# Serve a TensorFlow hub model

The model for this example was trained using this sample notebook on sagemaker - https://github.com/awslabs/amazon-sagemaker-examples/blob/master/sagemaker-python-sdk/pytorch_mnist/pytorch_mnist.ipynb

It is certainly easiler to do estimator.deploy() using the standard Sagemaker SDK if you are following that example, but cinsider this one if you have a pytorch model (or two) on S3 and you are looking for an easy way to test and deploy this model. Using tensorflow-gpu==2.0.0 instead of normal tf because of a live issue regarding libinfer.so

In [None]:
!pip install --upgrade pip
!pip install wrapt --upgrade --ignore-installed
!pip install --upgrade tensorflow-gpu==2.0.0 tensorflow-hub

In [None]:
inputs = "The quick brown fox jumps over the lazy dog."

In [None]:
import tensorflow
import tensorflow_hub as hub

embed = hub.load("https://tfhub.dev/google/universal-sentence-encoder/4")

In [None]:
embeddings = embed([inputs])
print(embeddings)

## Step 1 : Write a model transform script

#### Make sure you have a ...

- "load_model" function
    - input args are model path
    - returns loaded model object
    - model name is the same as what you saved the model file as (see above step)
<br><br>
- "predict" function
    - input args are the loaded model object and a payload
    - returns the result of model.predict
    - make sure you format it as a single (or multiple) string return inside a list for real time (for mini batch)
    - from a client, a list  or string or np.array that is sent for prediction is interpreted as bytes. Do what you have to for converting back to list or string or np.array
    - return the error for debugging


In [None]:
%%writefile modelscript_tensorflow.py
import tensorflow as tf
import numpy as np
import tensorflow_hub as hub
import json

#Return loaded model
def load_model(modelpath):
    model = hub.load("https://tfhub.dev/google/universal-sentence-encoder/4") 
    return model

# return prediction based on loaded model (from the step above) and an input payload
def predict(model, payload):
    try:
        if(type(payload) == str):
            data = [payload]
        else:
            data = [payload.decode()]# Multi model endpoints -> [payload[0]['body'].decode()]
            
        out = np.asarray(model(data)).tolist()
    except Exception as e:
        out = str(e)
    return [json.dumps({'output':[out],'tfeager': tf.executing_eagerly()})]

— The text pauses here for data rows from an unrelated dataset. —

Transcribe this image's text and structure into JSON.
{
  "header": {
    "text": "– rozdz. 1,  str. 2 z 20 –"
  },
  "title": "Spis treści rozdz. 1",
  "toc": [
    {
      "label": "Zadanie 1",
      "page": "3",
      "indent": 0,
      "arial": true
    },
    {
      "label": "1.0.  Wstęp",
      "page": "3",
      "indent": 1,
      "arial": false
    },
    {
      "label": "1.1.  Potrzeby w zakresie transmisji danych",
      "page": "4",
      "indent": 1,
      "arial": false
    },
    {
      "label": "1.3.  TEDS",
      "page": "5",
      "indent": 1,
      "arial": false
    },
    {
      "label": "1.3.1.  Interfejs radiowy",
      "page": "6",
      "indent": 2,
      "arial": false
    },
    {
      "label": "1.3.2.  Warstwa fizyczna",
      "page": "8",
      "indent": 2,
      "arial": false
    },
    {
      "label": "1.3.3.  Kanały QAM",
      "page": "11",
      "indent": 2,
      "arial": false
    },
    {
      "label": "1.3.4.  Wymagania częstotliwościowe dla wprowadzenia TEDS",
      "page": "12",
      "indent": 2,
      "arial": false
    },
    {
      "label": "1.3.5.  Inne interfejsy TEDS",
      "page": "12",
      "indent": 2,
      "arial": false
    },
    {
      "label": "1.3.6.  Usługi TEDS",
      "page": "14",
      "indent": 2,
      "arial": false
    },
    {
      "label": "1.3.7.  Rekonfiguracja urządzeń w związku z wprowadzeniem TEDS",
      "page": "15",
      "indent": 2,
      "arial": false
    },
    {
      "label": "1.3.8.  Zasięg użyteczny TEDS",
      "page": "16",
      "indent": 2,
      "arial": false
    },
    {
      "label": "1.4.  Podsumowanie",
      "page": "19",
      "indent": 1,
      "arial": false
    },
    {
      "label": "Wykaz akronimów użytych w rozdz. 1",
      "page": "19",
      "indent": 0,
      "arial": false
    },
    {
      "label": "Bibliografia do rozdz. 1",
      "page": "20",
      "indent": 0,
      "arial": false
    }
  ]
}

## Does this work locally? (not "_in a container locally_", but _actually_ in local)

In [None]:
from modelscript_tensorflow import *
model = load_model('./') # path doesn't matter here since we're loading the model directly in the script

In [None]:
predict(model,inputs)

### ok great! Now let's install ezsmdeploy

_[To Do]_: currently local; replace with pip version!

In [None]:
!pip uninstall -y ezsmdeploy

In [None]:
!pip install ezsmdeploy

In [None]:
import ezsmdeploy

#### If you have been running other inference containers in local mode, stop existing containers to avoid conflict

In [None]:
!docker container stop $(docker container ls -aq) >/dev/null

## Deploy locally

Large models take longer to download and deploy (check TF hub source code to check. Also, keep in mind that hub models are downloaded in each worker; TF hub will recognize that all workers are set to download the same model and will not repeat the download; it will instead give you a _already being downloaded by "worker id"_ 

In [None]:
ez = ezsmdeploy.Deploy(model = None, #Since we are loading a model from TF hub
                  script = 'modelscript_tensorflow.py',
                  requirements = ['numpy','tensorflow-gpu==2.0.0','tensorflow_hub'], #or pass in the path to requirements.txt
                  instance_type = 'local_gpu',
                  wait = True)

## Test containerized version locally

Since you are downloading this model from a hub, the first time you invoke it will be slow, so invoke again to get an inference without all of the container logs. Prediction will especially be slow if your model is still downloading!

In [None]:
out = ez.predictor.predict(inputs.encode()).decode()
out

In [None]:
!docker container stop $(docker container ls -aq) >/dev/null

## Deploy on SageMaker

In [None]:
ezonsm = ezsmdeploy.Deploy(model = None, #Since we are loading a model from TF hub,
                  script = 'modelscript_tensorflow.py',
                  requirements = ['numpy','tensorflow-gpu==2.0.0','tensorflow_hub'],
                  wait = True,
                  instance_type = 'ml.p3.2xlarge',
                  monitor = True) # turn on model monitoring 

In [None]:
out = ezonsm.predictor.predict(inputs).decode()
out

In [None]:
ezonsm.predictor.delete_endpoint()